A zero-sum game means that all of the interests of the players are antagonistic. The better you do, the worse I do, and vice-versa. One can easily see how poker is a zero-sum game. Further, poker is a game of incomplete information. This means that, unlike chess (where all the moves are known by both players), poker players must act without knowing all the facts about the hand (most notably the identity of the opponents' hole cards).

One of the most valuable "goods" at the poker table is information. If one can discern what another player is holding, then he can play the hand perfectly. Even after a hand is over, when a player turns his cards over, his opponents can gain valuable information about how he plays certain hands (i.e., does he raise post-flop after making top pair?). The corollary here is that each player has an incentive to keep secret as much information about his play as possible. But like I said before, players often exchange information for cash. Why?

Because of the Coase Theorem. Here's an example.
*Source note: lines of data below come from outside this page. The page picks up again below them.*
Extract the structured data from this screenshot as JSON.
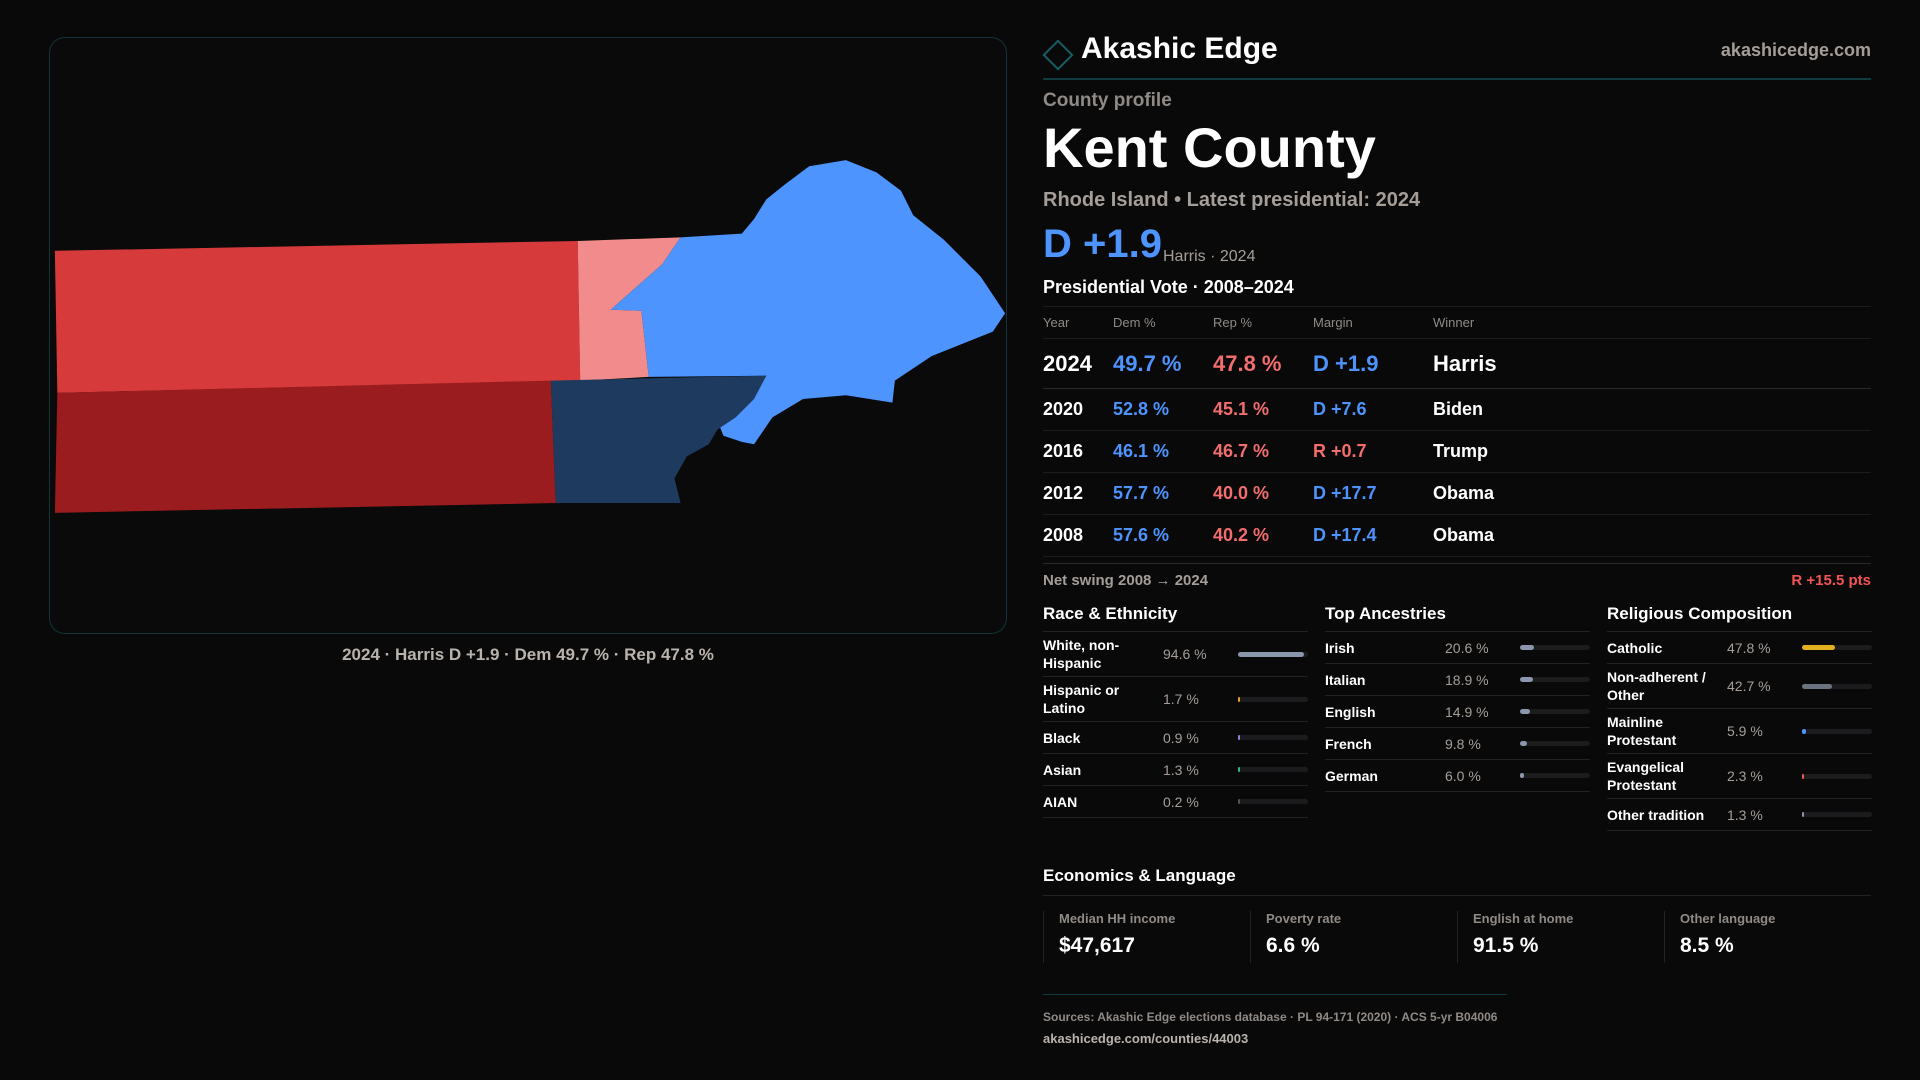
{
  "brand": {
    "name": "Akashic Edge",
    "site": "akashicedge.com"
  },
  "profile": {
    "kicker": "County profile",
    "title": "Kent County",
    "subtitle": "Rhode Island • Latest presidential: 2024",
    "margin": "D +1.9",
    "margin_sub": "Harris · 2024"
  },
  "map": {
    "caption": "2024 · Harris D +1.9 · Dem 49.7 % · Rep 47.8 %",
    "colors": {
      "dem_strong": "#4d94ff",
      "dem_navy": "#1f3a5f",
      "rep": "#d63a3a",
      "rep_dark": "#9b1c1f",
      "rep_light": "#f28b8b"
    }
  },
  "votes": {
    "title": "Presidential Vote · 2008–2024",
    "headers": [
      "Year",
      "Dem %",
      "Rep %",
      "Margin",
      "Winner"
    ],
    "rows": [
      {
        "year": "2024",
        "dem": "49.7 %",
        "rep": "47.8 %",
        "margin": "D +1.9",
        "winner": "Harris",
        "party": "dem"
      },
      {
        "year": "2020",
        "dem": "52.8 %",
        "rep": "45.1 %",
        "margin": "D +7.6",
        "winner": "Biden",
        "party": "dem"
      },
      {
        "year": "2016",
        "dem": "46.1 %",
        "rep": "46.7 %",
        "margin": "R +0.7",
        "winner": "Trump",
        "party": "rep"
      },
      {
        "year": "2012",
        "dem": "57.7 %",
        "rep": "40.0 %",
        "margin": "D +17.7",
        "winner": "Obama",
        "party": "dem"
      },
      {
        "year": "2008",
        "dem": "57.6 %",
        "rep": "40.2 %",
        "margin": "D +17.4",
        "winner": "Obama",
        "party": "dem"
      }
    ],
    "swing_label": "Net swing 2008 → 2024",
    "swing_value": "R +15.5 pts"
  },
  "race": {
    "title": "Race & Ethnicity",
    "items": [
      {
        "label": "White, non-Hispanic",
        "pct": "94.6 %",
        "value": 94.6,
        "color": "#8a96ab"
      },
      {
        "label": "Hispanic or Latino",
        "pct": "1.7 %",
        "value": 1.7,
        "color": "#e0a020"
      },
      {
        "label": "Black",
        "pct": "0.9 %",
        "value": 0.9,
        "color": "#9a7ae0"
      },
      {
        "label": "Asian",
        "pct": "1.3 %",
        "value": 1.3,
        "color": "#2fb58a"
      },
      {
        "label": "AIAN",
        "pct": "0.2 %",
        "value": 0.2,
        "color": "#555"
      }
    ]
  },
  "ancestry": {
    "title": "Top Ancestries",
    "items": [
      {
        "label": "Irish",
        "pct": "20.6 %",
        "value": 20.6,
        "color": "#8a96ab"
      },
      {
        "label": "Italian",
        "pct": "18.9 %",
        "value": 18.9,
        "color": "#8a96ab"
      },
      {
        "label": "English",
        "pct": "14.9 %",
        "value": 14.9,
        "color": "#8a96ab"
      },
      {
        "label": "French",
        "pct": "9.8 %",
        "value": 9.8,
        "color": "#8a96ab"
      },
      {
        "label": "German",
        "pct": "6.0 %",
        "value": 6.0,
        "color": "#8a96ab"
      }
    ]
  },
  "religion": {
    "title": "Religious Composition",
    "items": [
      {
        "label": "Catholic",
        "pct": "47.8 %",
        "value": 47.8,
        "color": "#e0b020"
      },
      {
        "label": "Non-adherent / Other",
        "pct": "42.7 %",
        "value": 42.7,
        "color": "#6b7280"
      },
      {
        "label": "Mainline Protestant",
        "pct": "5.9 %",
        "value": 5.9,
        "color": "#4d94ff"
      },
      {
        "label": "Evangelical Protestant",
        "pct": "2.3 %",
        "value": 2.3,
        "color": "#f25555"
      },
      {
        "label": "Other tradition",
        "pct": "1.3 %",
        "value": 1.3,
        "color": "#8a96ab"
      }
    ]
  },
  "economics": {
    "title": "Economics & Language",
    "stats": [
      {
        "label": "Median HH income",
        "value": "$47,617"
      },
      {
        "label": "Poverty rate",
        "value": "6.6 %"
      },
      {
        "label": "English at home",
        "value": "91.5 %"
      },
      {
        "label": "Other language",
        "value": "8.5 %"
      }
    ]
  },
  "footer": {
    "sources": "Sources: Akashic Edge elections database · PL 94-171 (2020) · ACS 5-yr B04006",
    "url": "akashicedge.com/counties/44003"
  }
}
Player A folds a hand to player B. Because the hand did not go to a showdown, B does not have to show his cards. But A values the information more than some amount of cash in his pocket, and player B would rather have the cash than the secret. Since transactions costs are low enough, the exchange occurs, and the "property right" in the hole cards is transferred.

However, this transaction poses a problem. The public goods problem.

Before continuing, a little background on the public goods problem. A "public good" is anything that is difficult to produce the optimum amount of some good because of the good's positive externalities. Public goods are non-rivalrous and non-excludable, which means that one person's consumption does not preclude another's consumption, and that once the good is produced, one cannot prevent others from consuming it. Lighthouses, for instance, are public goods because even though a salty old sea-dog may pay to put the lighthouse up, every other ship--merchants, pirates, you name it--gets to use it to come into port. Public goods are generally underproduced because no one has the incentive to make them due to the free rider problem (if I have to explain THAT to you, then you really shouldn't be reading this, you fool).

Most poker games are not "heads-up." In other words, there are generally more than two people at the table. Further, when a player shows his cards to one person, he must show them to all players. Information at the poker table is, then, a public good (it is non-rivalrous and non-excludable). as such, why does any player pay the cost associated with uncovering the information? The question is even more puzzling since, given the structure of the game, the person who pays to see the cards not only incurs the monetary cost, but also "pays" the "price" of giving his opponents information that they can use later in the game.

The "pay to see 'em" phenomenon that I am the first to notice, uncover, and analyze in a rigorously academic fashion highlights another aspect of the market economy, to wit, the spontaneous generation of prices. Poker games have well-defined property rights (my chips and cards are mine; yours are yours) and low transactions costs. In other words, the settings are prime for exchange (and its corollaries, unparalleled progress, wealth, and freedom). And just like Hernando de Soto would predict, such exchanges do occur, and a priori make everyone--everyone--better off.

Like every other observable phenomenon, the exchange of information at the poker table is evidence that Adam Smith was right when he wrote of the human tendency to "truck, barter, and exchange information for cash at the poker table." Further, casino attempts to regulate "price gouging" for information have always led to shortages and queues for the information. This inevitably leads to poker information rationing and crazy schemes like only allowing the purchase of poker information on odd-numbered days, etc. Finally, the execrable Kelo case will unfortunately allow the government to seize poker information for private benefit, in contrast to the Fifth Amendment mandate that such seizures be used only "for public use."